Q Have any refugees from those countries recently committed terrorist acts in the U. S.?
No. The two major U. S. terrorist attacks that occurred in 2015 and 2016 involved people with ties to countries not on that list: Omar Mateen, who killed 49 people at the Pulse nightclub in Orlando last June, was a U. S.- born Afghan- American. And Syed Rizwan Farook and Tashfeen Malik, the married couple who killed 14 people in San Bernardino, Calif., on Dec. 2, 2015, also had no ties to those seven countries. Farook was born in the U. S. to Pakistani immigrants, and his wife was a recent arrival from Saudi Arabia, which Farook had visited.
Q How are refugees now vetted?
The State Department says it has the most exhaustive background system in the world. Refugees are first interviewed in their home countries and their backgrounds are checked carefully during a process that can take up to two years. Some refugees worked for the U. S. military in Iraq as translators or in other jobs and are seeking asylum for fears of being singled out for their association with the U. S. government.

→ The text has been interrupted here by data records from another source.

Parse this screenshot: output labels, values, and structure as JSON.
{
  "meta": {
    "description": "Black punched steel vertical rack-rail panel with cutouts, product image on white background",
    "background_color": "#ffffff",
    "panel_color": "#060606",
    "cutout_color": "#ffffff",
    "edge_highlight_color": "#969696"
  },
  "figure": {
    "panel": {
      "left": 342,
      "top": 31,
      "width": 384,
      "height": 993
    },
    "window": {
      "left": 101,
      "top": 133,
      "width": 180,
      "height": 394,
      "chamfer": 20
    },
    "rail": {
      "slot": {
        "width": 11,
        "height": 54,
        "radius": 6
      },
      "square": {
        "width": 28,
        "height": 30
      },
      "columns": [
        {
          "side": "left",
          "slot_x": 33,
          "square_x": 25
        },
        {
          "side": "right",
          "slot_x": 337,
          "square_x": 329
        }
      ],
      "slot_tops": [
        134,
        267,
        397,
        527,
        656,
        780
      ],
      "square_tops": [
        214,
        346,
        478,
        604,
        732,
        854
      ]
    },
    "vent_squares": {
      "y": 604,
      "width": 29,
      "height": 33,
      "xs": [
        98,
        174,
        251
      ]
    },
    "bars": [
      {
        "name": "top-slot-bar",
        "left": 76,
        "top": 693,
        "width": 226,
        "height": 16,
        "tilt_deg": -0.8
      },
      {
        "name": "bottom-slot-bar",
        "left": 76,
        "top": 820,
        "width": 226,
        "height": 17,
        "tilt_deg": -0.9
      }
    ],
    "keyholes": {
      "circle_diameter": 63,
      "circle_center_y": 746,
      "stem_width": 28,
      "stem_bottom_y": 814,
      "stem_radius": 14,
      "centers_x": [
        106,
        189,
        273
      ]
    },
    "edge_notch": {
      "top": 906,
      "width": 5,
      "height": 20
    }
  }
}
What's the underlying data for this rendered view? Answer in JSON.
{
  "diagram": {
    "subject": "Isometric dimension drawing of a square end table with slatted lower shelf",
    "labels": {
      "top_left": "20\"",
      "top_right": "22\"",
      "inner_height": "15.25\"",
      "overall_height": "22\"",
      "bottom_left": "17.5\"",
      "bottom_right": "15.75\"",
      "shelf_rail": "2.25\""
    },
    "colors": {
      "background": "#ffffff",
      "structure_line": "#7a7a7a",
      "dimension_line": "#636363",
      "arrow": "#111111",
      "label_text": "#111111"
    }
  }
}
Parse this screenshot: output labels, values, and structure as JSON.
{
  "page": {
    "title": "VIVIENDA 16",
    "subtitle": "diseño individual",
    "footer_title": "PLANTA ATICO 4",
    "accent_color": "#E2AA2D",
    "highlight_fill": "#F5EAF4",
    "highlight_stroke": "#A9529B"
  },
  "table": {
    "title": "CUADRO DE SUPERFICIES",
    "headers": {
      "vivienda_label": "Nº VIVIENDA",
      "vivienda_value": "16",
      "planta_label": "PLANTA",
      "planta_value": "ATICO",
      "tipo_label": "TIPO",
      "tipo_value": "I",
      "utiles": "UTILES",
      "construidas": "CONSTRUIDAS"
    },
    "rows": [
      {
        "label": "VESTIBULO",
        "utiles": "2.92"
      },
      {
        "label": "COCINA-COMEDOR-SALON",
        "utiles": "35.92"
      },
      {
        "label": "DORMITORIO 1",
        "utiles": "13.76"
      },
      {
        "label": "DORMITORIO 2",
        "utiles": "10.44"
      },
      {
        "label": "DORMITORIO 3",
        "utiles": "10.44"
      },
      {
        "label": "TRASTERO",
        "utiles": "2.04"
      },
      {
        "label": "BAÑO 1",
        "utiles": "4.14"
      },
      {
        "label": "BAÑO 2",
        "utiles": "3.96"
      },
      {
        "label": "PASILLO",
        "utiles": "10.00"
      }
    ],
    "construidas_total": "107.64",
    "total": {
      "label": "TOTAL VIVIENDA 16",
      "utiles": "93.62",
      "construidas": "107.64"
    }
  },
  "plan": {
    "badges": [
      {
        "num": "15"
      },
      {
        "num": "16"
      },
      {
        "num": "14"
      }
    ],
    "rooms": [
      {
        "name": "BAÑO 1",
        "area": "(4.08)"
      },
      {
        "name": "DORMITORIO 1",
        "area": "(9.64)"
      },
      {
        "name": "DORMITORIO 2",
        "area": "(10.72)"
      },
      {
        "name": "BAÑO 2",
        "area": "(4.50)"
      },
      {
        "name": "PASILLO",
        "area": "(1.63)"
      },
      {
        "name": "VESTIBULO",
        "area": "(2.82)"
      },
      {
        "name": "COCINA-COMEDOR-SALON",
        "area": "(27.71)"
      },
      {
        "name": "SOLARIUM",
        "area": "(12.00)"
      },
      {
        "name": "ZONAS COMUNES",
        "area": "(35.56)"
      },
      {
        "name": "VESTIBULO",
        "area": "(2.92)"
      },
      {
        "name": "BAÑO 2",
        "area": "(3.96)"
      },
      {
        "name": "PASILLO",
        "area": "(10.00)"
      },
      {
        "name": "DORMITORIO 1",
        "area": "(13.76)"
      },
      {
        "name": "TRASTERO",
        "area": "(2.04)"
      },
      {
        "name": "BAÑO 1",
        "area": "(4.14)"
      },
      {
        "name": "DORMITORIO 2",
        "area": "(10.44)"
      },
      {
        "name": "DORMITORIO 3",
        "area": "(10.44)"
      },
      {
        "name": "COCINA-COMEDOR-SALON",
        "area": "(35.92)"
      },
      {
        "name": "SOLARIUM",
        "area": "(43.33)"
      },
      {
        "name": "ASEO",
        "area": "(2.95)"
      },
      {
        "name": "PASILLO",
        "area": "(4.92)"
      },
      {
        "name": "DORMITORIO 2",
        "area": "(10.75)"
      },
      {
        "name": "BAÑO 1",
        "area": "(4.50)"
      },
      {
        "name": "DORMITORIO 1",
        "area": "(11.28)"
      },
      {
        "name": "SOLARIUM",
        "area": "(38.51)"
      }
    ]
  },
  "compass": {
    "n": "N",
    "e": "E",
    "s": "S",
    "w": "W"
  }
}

Q Why a total ban on Syrians?
Syria is a concern because the Islamic State militant group that is behind terrorist acts around the world still operates in the country. Eleven million Syrians — half of the population — have been displaced.
Q Who are the Syrians admitted to the U. S.?
The State Department says the vast majority of the 12,587 admitted last year are women and children, and only 2% are single young men who are most likely to commit terrorist acts.
QCan Trump block entry of immigrants who already received visas and traveled to the U. S.?
That will likely be decided by the courts.